Seyfarth Synopsis: On September 29, the United States Department of Labor (“DOL”) published its much anticipated Final Rule extending paid sick leave benefits to many employees of certain federal contractors and subcontractors. The Final Rule effectively implements Executive Order 13706 from September 2015 (the “Order”).
In advance of the Final Rule, more than 35,000 individuals and entities, including Seyfarth Shaw, submitted comments on the DOL’s earlier Proposed Rule for federal contractor paid sick leave. While the Final Rule remedies certain shortcomings from the Proposed Rule, a number of provisions that likely will create complex compliance challenges for covered companies remain.
Below are some of the highlights from the Final Rule. A more detailed client alert analyzing the nuances, and practical effects of the Final Rule, and offering compliance suggestions, will follow.
- Covered Employers. As expected, the Final Rule’s requirements will apply to any “new contract,” which is defined to cover both new and replacement contracts entered into, whether or not through solicitations, on or after January 1, 2017. Contracts and any level of associated subcontracts are covered. To be covered, a contract must fall into one of the four categories set forth in the Order and Proposed Rule.2
- Covered Employees. The scope of potentially covered employees is notably broad as the Final Rule extends benefits to any individual who performs “work on or in connection with” a covered contract.3 Similar to the DOL’s rules implementing Executive Order 13658, Establishing a Minimum Wage for Contractors, the Final Rule contains a narrow exemption for employees who perform work “in connection with covered contracts” for less than 20 percent of their hours worked in a particular workweek.
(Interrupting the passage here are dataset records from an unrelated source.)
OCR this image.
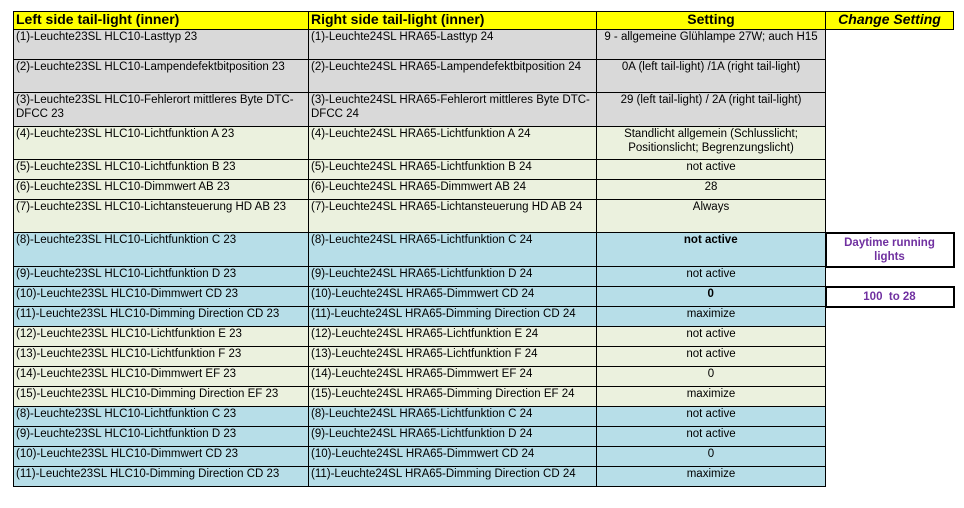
Left side tail-light (inner)	Right side tail-light (inner)	Setting	Change Setting
(1)-Leuchte23SL HLC10-Lasttyp 23	(1)-Leuchte24SL HRA65-Lasttyp 24	9 - allgemeine Glühlampe 27W; auch H15	
(2)-Leuchte23SL HLC10-Lampendefektbitposition 23	(2)-Leuchte24SL HRA65-Lampendefektbitposition 24	0A (left tail-light) /1A (right tail-light)	
(3)-Leuchte23SL HLC10-Fehlerort mittleres Byte DTC-DFCC 23	(3)-Leuchte24SL HRA65-Fehlerort mittleres Byte DTC-DFCC 24	29 (left tail-light) / 2A (right tail-light)	
(4)-Leuchte23SL HLC10-Lichtfunktion A 23	(4)-Leuchte24SL HRA65-Lichtfunktion A 24	Standlicht allgemein (Schlusslicht; Positionslicht; Begrenzungslicht)	
(5)-Leuchte23SL HLC10-Lichtfunktion B 23	(5)-Leuchte24SL HRA65-Lichtfunktion B 24	not active	
(6)-Leuchte23SL HLC10-Dimmwert AB 23	(6)-Leuchte24SL HRA65-Dimmwert AB 24	28	
(7)-Leuchte23SL HLC10-Lichtansteuerung HD AB 23	(7)-Leuchte24SL HRA65-Lichtansteuerung HD AB 24	Always	
(8)-Leuchte23SL HLC10-Lichtfunktion C 23	(8)-Leuchte24SL HRA65-Lichtfunktion C 24	not active	Daytime running lights
(9)-Leuchte23SL HLC10-Lichtfunktion D 23	(9)-Leuchte24SL HRA65-Lichtfunktion D 24	not active	
(10)-Leuchte23SL HLC10-Dimmwert CD 23	(10)-Leuchte24SL HRA65-Dimmwert CD 24	0	100  to 28
(11)-Leuchte23SL HLC10-Dimming Direction CD 23	(11)-Leuchte24SL HRA65-Dimming Direction CD 24	maximize	
(12)-Leuchte23SL HLC10-Lichtfunktion E 23	(12)-Leuchte24SL HRA65-Lichtfunktion E 24	not active	
(13)-Leuchte23SL HLC10-Lichtfunktion F 23	(13)-Leuchte24SL HRA65-Lichtfunktion F 24	not active	
(14)-Leuchte23SL HLC10-Dimmwert EF 23	(14)-Leuchte24SL HRA65-Dimmwert EF 24	0	
(15)-Leuchte23SL HLC10-Dimming Direction EF 23	(15)-Leuchte24SL HRA65-Dimming Direction EF 24	maximize	
(8)-Leuchte23SL HLC10-Lichtfunktion C 23	(8)-Leuchte24SL HRA65-Lichtfunktion C 24	not active	
(9)-Leuchte23SL HLC10-Lichtfunktion D 23	(9)-Leuchte24SL HRA65-Lichtfunktion D 24	not active	
(10)-Leuchte23SL HLC10-Dimmwert CD 23	(10)-Leuchte24SL HRA65-Dimmwert CD 24	0	
(11)-Leuchte23SL HLC10-Dimming Direction CD 23	(11)-Leuchte24SL HRA65-Dimming Direction CD 24	maximize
Notably, and as urged in Seyfarth Shaw’s comments on the DOL’s Proposed Rule, the DOL added an exclusion for certain employees covered by collective bargaining agreements (CBA). More specifically, if a CBA ratified before September 30, 2016 applies to an employee’s work performed on or in connection with a covered contract, and the CBA provides the employee with at least 56 hours (or 7 days, if the CBA refers to days rather than hours) of paid sick time (or paid time off that may be used for reasons related to sickness or health care) each year, the Final Rule does not apply to the employee until the date the agreement terminates or January 1, 2020, whichever is first. If such a CBA provides the employee with paid sick time (or paid time off that may be used for reasons related to sickness or health care) each year, but the amount provided under the CBA is less than 56 hours (or 7 days), the contractor must provide covered employees with the difference between 56 hours (or 7 days) and the amount provided under the existing CBA in a manner consistent with either the EO and the Final Rule or the terms and conditions of the CBA.
- Paid Sick Leave Accrual Rate and Annual Accrual Cap. Covered employers must allow eligible employees to accrue paid sick leave at a rate of at least one hour for every 30 hours of work on or in connection with a covered contract, up to at least 56 hours per year. Importantly, and at the suggestion of several commenters, including Seyfarth Shaw, the Final Rule does not require that employers allow paid sick leave to accrue during time when an employee is not working but otherwise is or should be paid, e.g., PTO or vacation. The Final Rule also seeks to benefit employers by permitting them to “estimate the portion of an employee’s hours worked” that are in connection with a covered contract as long as the estimate is reasonable and can be verified.
- “Point in Time” Accrual Cap. The Final Rule also imposes a 56-hour “point in time” accrual cap, meaning that employers can limit the amount of paid sick leave available for use at any point in time to 56 hours.
- Frontloading Option. The Final Rule expressly allows employers to avoid the accrual rate requirement by frontloading employees at least 56 hours of paid sick leave at the start of each accrual year.
- Year-End Carryover. Significantly, an employer must allow up to 56 hours of earned, unused paid sick leave to carryover at year-end, regardless of whether the employer uses an accrual or frontloading system.
- No Annual Usage Cap. The Final Rule expressly state that employers cannot set an annual or per event cap on paid sick leave usage.
- Reasons for Use. In addition to using paid sick leave for certain expected family members (e.g., child, parent, spouse, etc.), employees can use earned paid sick leave for any other individual related by blood or affinity whose close association with the employee is the equivalent of a family relationship.
- Available Balance Notification. In an important departure from the DOL’s Proposed Rule, and heeding comments from multiple entities, including Seyfarth Shaw, employers are not required to notify employees of their available sick leave balance upon employee request or when the employee requests to use paid sick leave. Instead, employers only must provide this notice once each pay period or each month (whichever is shorter), upon separation of employment, and if the employee is rehired by the employer within 12 months of separation.
- Reinstatement Upon Rehire. An additional noteworthy deviation from the Proposed Rule, which also was also a point raised by Seyfarth Shaw’s comments to the DOL, is that the Final Rule does not require employers that opt to cash out an employee’s earned, unused paid sick leave upon separation of employment to nonetheless reinstate the unused balance if the employee is rehired by the employer within 12 months of separation.